Author: Evelyn Goh, ANU
Fifty years on from what US president Richard Nixon called ‘the week that changed the world’, it is appropriate to recall one of the most radical policy turnarounds of all time. Nixon’s opening to Communist China reversed two decades of animosity and war, containment, isolation and non-recognition, two crises in the Taiwan Strait and threats of nuclear attack.
Yet, we seem to have come full circle back to the state of affairs that rendered Nixon’s historic visit to the People’s Republic of China so dramatic in the first place. Today, despite more than 40 years of diplomatic ties, China–US distrust is sufficiently high that we expect many points of contention to evolve into crises. Each side pays close attention to the capabilities and intentions of the other and the Taiwan issue remains a major source of discord.
Two strategic questions underpinning Nixon’s radical shift on China policy remain.
First, how to cope with China? By the end of the 1960s, after 20 years of trying, many in the United States knew it was impossible ignore the most populous nation on earth and one-half of the Communist axis driving the Cold War. But which was preferable: a powerful or a weak China?
Nixon’s opening was premised upon the idea that a weak and isolated China was dangerous because it lashed out and incited revolutions elsewhere. But the subsequent buffering that the United States provided to facilitate Chinese security against the USSR in the short-term and China’s economic reforms and ascendance in the medium-term brings us back to those earlier, contentious debates about how a powerful — and therefore threatening — China should be countered or contained.
Second, how to situate China policy within its wider context, especially great power competition? Nixon and his national security adviser Henry Kissinger were preoccupied with manipulating the US–Soviet Union-China ‘strategic triangle’ to maximise US leverage. After the Cold War, the United States grew accustomed to thinking about China policy bilaterally. Yet, current worries over China’s support for Russia’s campaign in Ukraine reminds us about the wider context. Strategic triangles pivot upon one common adversary — in this renewed triangle today, will that be the United States or Russia? China is once again the ‘swing voter’ that Washington and Moscow may vie over.
During these times of transition and uncertainty, Nixon’s China trip helps us to think through a crucial question: how does radical policy change occur? How did the United States shift from confronting China as its worst enemy to treating its communist leaders as equals and tacit allies? There were four necessary conditions.
Prior competing ideas and policy debates provided the ideational resources for later changes. In conceiving and justifying the opening to China, Nixon drew in different ways from 1960s debates and revisionist ideas for changing China policy within US foreign policy and intelligence communities. Those disagreements and often combative policy positions constituted a significant storehouse of well-argued and refined policy ideas and recommendations for reconciling with China when the time came.
The other side had to be ready for radical change as well. Earlier US efforts to relax China policy during the Johnson administration went nowhere for the simple reason that the Chinese leadership did not respond. But the Soviet invasion of Czechoslovakia and the 1969 Sino–Soviet border war convinced them that the bigger threat was the Soviet Union. Chairman Mao Zedong and Premier Zhou Enlai were ready to reach out to the United States and would have done so even if it were not Nixon in power.
Big geopolitical changes were afoot, and the two sides’ preferred policy options converged. The divorce between the Soviet Union and China fundamentally divided the Communist opposition, and both Mao and Nixon chose to react to these changes by ending their mutual alienation and leveraging triangular politics. It was a choice, not an automatic response. The other policy options considered by US officials in response to the Sino–Soviet split were to stand by and let them fight it out, or to take either the Soviet or the Chinese side against the other.
Finally, Nixon and Kissinger determined how the opening to China was effected. Initially, their conception of triangular relations entailed the United States simultaneously relaxing tensions with both Moscow and Beijing. They were playmakers in managing to negotiate mutually acceptable terms for reconciliation with China, including Taiwan’s status and US commitments to the island.
Kissinger was also a game-changer.
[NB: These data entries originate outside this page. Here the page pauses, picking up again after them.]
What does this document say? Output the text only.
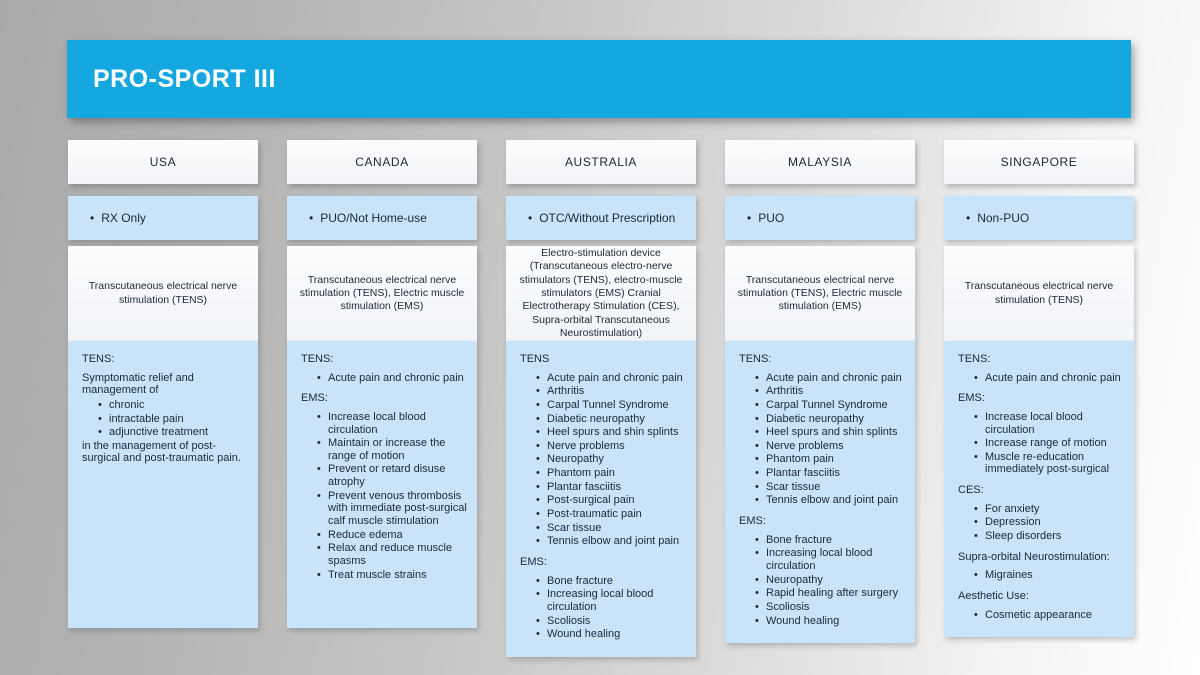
PRO-SPORT III
USA
• RX Only
Transcutaneous electrical nerve stimulation (TENS)
TENS:
Symptomatic relief and management of
• chronic
• intractable pain
• adjunctive treatment
in the management of post-surgical and post-traumatic pain.
CANADA
• PUO/Not Home-use
Transcutaneous electrical nerve stimulation (TENS), Electric muscle stimulation (EMS)
TENS:
• Acute pain and chronic pain
EMS:
• Increase local blood circulation
• Maintain or increase the range of motion
• Prevent or retard disuse atrophy
• Prevent venous thrombosis with immediate post-surgical calf muscle stimulation
• Reduce edema
• Relax and reduce muscle spasms
• Treat muscle strains
AUSTRALIA
• OTC/Without Prescription
Electro-stimulation device (Transcutaneous electro-nerve stimulators (TENS), electro-muscle stimulators (EMS) Cranial Electrotherapy Stimulation (CES), Supra-orbital Transcutaneous Neurostimulation)
TENS
• Acute pain and chronic pain
• Arthritis
• Carpal Tunnel Syndrome
• Diabetic neuropathy
• Heel spurs and shin splints
• Nerve problems
• Neuropathy
• Phantom pain
• Plantar fasciitis
• Post-surgical pain
• Post-traumatic pain
• Scar tissue
• Tennis elbow and joint pain
EMS:
• Bone fracture
• Increasing local blood circulation
• Scoliosis
• Wound healing
MALAYSIA
• PUO
Transcutaneous electrical nerve stimulation (TENS), Electric muscle stimulation (EMS)
TENS:
• Acute pain and chronic pain
• Arthritis
• Carpal Tunnel Syndrome
• Diabetic neuropathy
• Heel spurs and shin splints
• Nerve problems
• Phantom pain
• Plantar fasciitis
• Scar tissue
• Tennis elbow and joint pain
EMS:
• Bone fracture
• Increasing local blood circulation
• Neuropathy
• Rapid healing after surgery
• Scoliosis
• Wound healing
SINGAPORE
• Non-PUO
Transcutaneous electrical nerve stimulation (TENS)
TENS:
• Acute pain and chronic pain
EMS:
• Increase local blood circulation
• Increase range of motion
• Muscle re-education immediately post-surgical
CES:
• For anxiety
• Depression
• Sleep disorders
Supra-orbital Neurostimulation:
• Migraines
Aesthetic Use:
• Cosmetic appearance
In emphasising the common threat of the Soviet Union, he took the new relationship with China further towards a tacit alliance than even the Chinese leaders were comfortable with. By 1973, he offered Zhou a US hotline early-warning system (which would have provided Beijing with intelligence about Soviet military action directed against China), the sale of superior high-resolution satellite images to help Chinese targeting on Soviet sites, and in the event of a Sino–Soviet war, covert aid for Chinese military communications. Zhou politely declined, but such cooperation was achieved in the late 1970s under different leaders.
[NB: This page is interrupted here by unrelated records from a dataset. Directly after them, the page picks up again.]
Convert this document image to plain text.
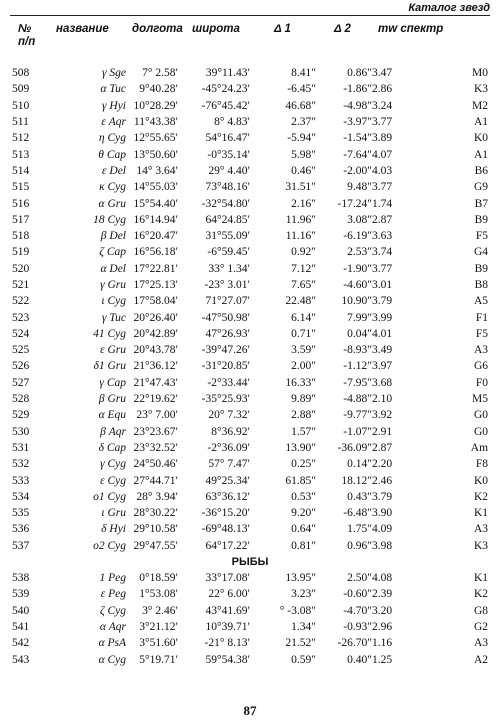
Каталог звезд
№
п/п	название	долгота	широта	Δ 1	Δ 2	mw спектр	
508	γ Sge	7° 2.58′	39°11.43′	8.41″	0.86″	3.47	M0
509	α Tuc	9°40.28′	-45°24.23′	-6.45″	-1.86″	2.86	K3
510	γ Hyi	10°28.29′	-76°45.42′	46.68″	-4.98″	3.24	M2
511	ε Aqr	11°43.38′	8° 4.83′	2.37″	-3.97″	3.77	A1
512	η Cyg	12°55.65′	54°16.47′	-5.94″	-1.54″	3.89	K0
513	θ Cap	13°50.60′	-0°35.14′	5.98″	-7.64″	4.07	A1
514	ε Del	14° 3.64′	29° 4.40′	0.46″	-2.00″	4.03	B6
515	κ Cyg	14°55.03′	73°48.16′	31.51″	9.48″	3.77	G9
516	α Gru	15°54.40′	-32°54.80′	2.16″	-17.24″	1.74	B7
517	18 Cyg	16°14.94′	64°24.85′	11.96″	3.08″	2.87	B9
518	β Del	16°20.47′	31°55.09′	11.16″	-6.19″	3.63	F5
519	ζ Cap	16°56.18′	-6°59.45′	0.92″	2.53″	3.74	G4
520	α Del	17°22.81′	33° 1.34′	7.12″	-1.90″	3.77	B9
521	γ Gru	17°25.13′	-23° 3.01′	7.65″	-4.60″	3.01	B8
522	ι Cyg	17°58.04′	71°27.07′	22.48″	10.90″	3.79	A5
523	γ Tuc	20°26.40′	-47°50.98′	6.14″	7.99″	3.99	F1
524	41 Cyg	20°42.89′	47°26.93′	0.71″	0.04″	4.01	F5
525	ε Gru	20°43.78′	-39°47.26′	3.59″	-8.93″	3.49	A3
526	δ1 Gru	21°36.12′	-31°20.85′	2.00″	-1.12″	3.97	G6
527	γ Cap	21°47.43′	-2°33.44′	16.33″	-7.95″	3.68	F0
528	β Gru	22°19.62′	-35°25.93′	9.89″	-4.88″	2.10	M5
529	α Equ	23° 7.00′	20° 7.32′	2.88″	-9.77″	3.92	G0
530	β Aqr	23°23.67′	8°36.92′	1.57″	-1.07″	2.91	G0
531	δ Cap	23°32.52′	-2°36.09′	13.90″	-36.09″	2.87	Am
532	γ Cyg	24°50.46′	57° 7.47′	0.25″	0.14″	2.20	F8
533	ε Cyg	27°44.71′	49°25.34′	61.85″	18.12″	2.46	K0
534	ο1 Cyg	28° 3.94′	63°36.12′	0.53″	0.43″	3.79	K2
535	ι Gru	28°30.22′	-36°15.20′	9.20″	-6.48″	3.90	K1
536	δ Hyi	29°10.58′	-69°48.13′	0.64″	1.75″	4.09	A3
537	ο2 Cyg	29°47.55′	64°17.22′	0.81″	0.96″	3.98	K3
РЫБЫ							
538	1 Peg	0°18.59′	33°17.08′	13.95″	2.50″	4.08	K1
539	ε Peg	1°53.08′	22° 6.00′	3.23″	-0.60″	2.39	K2
540	ζ Cyg	3° 2.46′	43°41.69′	° -3.08″	-4.70″	3.20	G8
541	α Aqr	3°21.12′	10°39.71′	1.34″	-0.93″	2.96	G2
542	α PsA	3°51.60′	-21° 8.13′	21.52″	-26.70″	1.16	A3
543	α Cyg	5°19.71′	59°54.38′	0.59″	0.40″	1.25	A2
87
As we approach the thorny problems that will dog China policy for decades to come, it is worth asking whether ours is a system which allows room for different ideas and policy options to be developed and debated. Are we alert to important shifts in the other sides’ perceptions and imperatives? How do we scan the horizon for significant and unexpected changes in the geopolitical landscape? Are we nurturing creative thinkers and doers who can make play and change games?
Evelyn Goh is the Shedden Professor of Strategic Policy Studies at The Australian National University. She is the author of Constructing the US Rapprochement with China, 1961-1974 (Cambridge, 2004).